Vous trouvez qu’il y a trop d’étrangers en Bundesliga ?

C’est parfois un problème parce que du fait de cette présence étrangère, certains très bons jeunes Allemands ne jouent pas. Cela dit, je suis d’accord pour dire que les étrangers peuvent être très importants pour le succès de notre championnat. Comment dire le contraire quand on voit ce que des Franck Ribéry et Diego ont apporté au Bayern et au Werder, par exemple ? Mais d’un autre côté, il y a tant d’étrangers moyens… En plus, cela crée des problèmes d’identification pour le public. Heureusement, il y a des clubs qui travaillent dur à bien former leurs jeunes comme Stuttgart. Qui a compris aussi que cela ne sert à rien de former des joueurs et de ne pas leur donner leur chance. Prenez l’exemple de Mario Gomez. Il est arrivé à 15 ans à Stuttgart, a reçu sa chance, est devenu international allemand et a été vendu au Bayern Munich pour 30 millions d’euros. C’est la preuve qu’on peut réussir ce genre de pari.
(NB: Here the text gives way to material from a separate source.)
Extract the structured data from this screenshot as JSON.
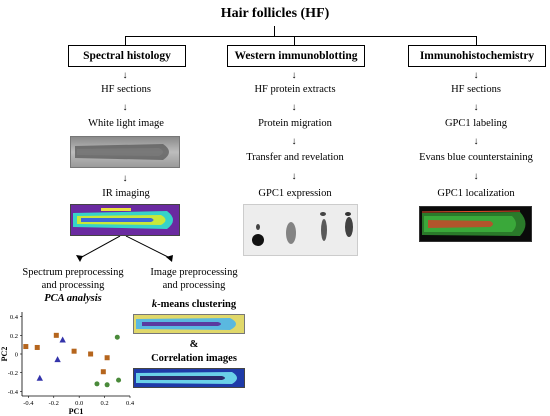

Donc, vous êtes d’office pour une nouvelle réglementation qui limite le nombre d’étrangers à cinq…

La FIFA voit clair dans ce domaine, mais c’est impossible à faire appliquer par rapport au droit du travail. Dommage, car ce serait l’idéal pour les équipes nationales (parce que les joueurs du cru auraient plus de chances de se développer) ainsi que pour les clubs et les ligues nationales (le processus d’identification jouerait à fond).

Ne trouvez-vous pas, aussi, que les meilleurs Allemands hésitent un peu trop à aller jouer à l’étranger ?
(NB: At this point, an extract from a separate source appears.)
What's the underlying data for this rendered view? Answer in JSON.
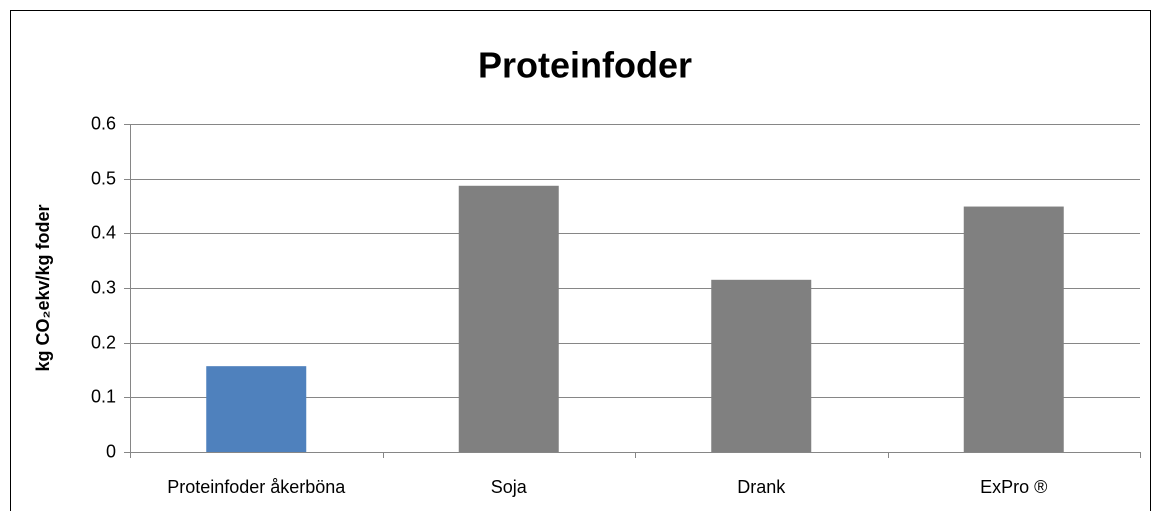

Une des polémiques du printemps dernier, en Allemagne, était de savoir si Lukas Podolski devait quitter le Bayern pour la Premier League. Il a finalement signé à Cologne et je ne pense pas que ce soit mauvais pour lui. Il n’a que 24 ans et doit encore évoluer en tant que joueur et homme pour pouvoir affronter l’étranger. Il n’est pas encore arrivé au niveau qu’avaient un Ballack et un Jens Lehmann quand ils sont partis en Angleterre. Outre Lukas, on a beaucoup de jeunes de moins de 23 ans en équipe d’Allemagne et je leur dis très honnêtement qu’il est trop tôt pour émigrer. Je pense qu’il ne faut pas penser partir avant 25 ans.